Posted on:2010-02-27Degree:Ph.DType:Dissertation
University:The University of North Carolina at Chapel HillCandidate:Raschko, MaryFull Text:PDF
GTID:1445390002988305Subject:Literature
Abstract/Summary:
This study examines Middle English translations of particularly ambiguous, yet culturally relevant biblical narratives: the parables of the Wedding Feast, the Laborers in the Vineyard, the Good Samaritan, and the Prodigal Son. Crossing conventional boundaries of genre and ideology, it features renditions of parables in a wide variety of contexts, ranging from the Wycliffite Bible to lives of Christ, homilies, and poetic literary works. To focus the diverse interpretations found in these materials, each chapter highlights one prominent Middle English poem or devotional work and discusses other vernacular accounts in relation to the more familiar text.
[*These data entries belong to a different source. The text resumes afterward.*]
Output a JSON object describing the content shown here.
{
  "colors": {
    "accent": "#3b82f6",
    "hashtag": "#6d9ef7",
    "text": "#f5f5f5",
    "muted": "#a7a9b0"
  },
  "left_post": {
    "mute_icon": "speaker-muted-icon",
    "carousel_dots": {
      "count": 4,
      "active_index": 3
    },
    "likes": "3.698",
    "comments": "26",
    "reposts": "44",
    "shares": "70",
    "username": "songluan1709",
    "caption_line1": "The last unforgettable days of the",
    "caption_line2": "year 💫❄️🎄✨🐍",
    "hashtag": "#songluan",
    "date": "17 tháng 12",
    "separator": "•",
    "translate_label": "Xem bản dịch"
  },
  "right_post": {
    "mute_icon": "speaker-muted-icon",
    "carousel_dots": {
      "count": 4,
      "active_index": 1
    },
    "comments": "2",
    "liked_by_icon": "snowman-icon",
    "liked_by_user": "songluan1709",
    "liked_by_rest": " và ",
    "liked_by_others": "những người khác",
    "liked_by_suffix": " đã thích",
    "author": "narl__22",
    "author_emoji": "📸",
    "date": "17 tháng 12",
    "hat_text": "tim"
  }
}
Chapter one features the Parable of the Wedding Feast in Cleanness and emphasizes the difference between the poet's parabolic writing and moral exempla, while chapter two examines the Parable of the Laborers in the Vineyard in Pearl and shows how the explication therein differs dramatically from those in Middle English sermons. Chapter three places the Parable of the Good Samaritan in Langland's Piers Plowman in conversation with other Middle English, rather than Latin, interpretations of the story, and chapter four considers the characterization of penance in the Parable of the Prodigal Son in devotional works like Book to a Mother. Collectively, the four parables show the complex relationship between narrative and religious edification and provide evidence of dynamic engagement with vernacular scripture in late medieval England.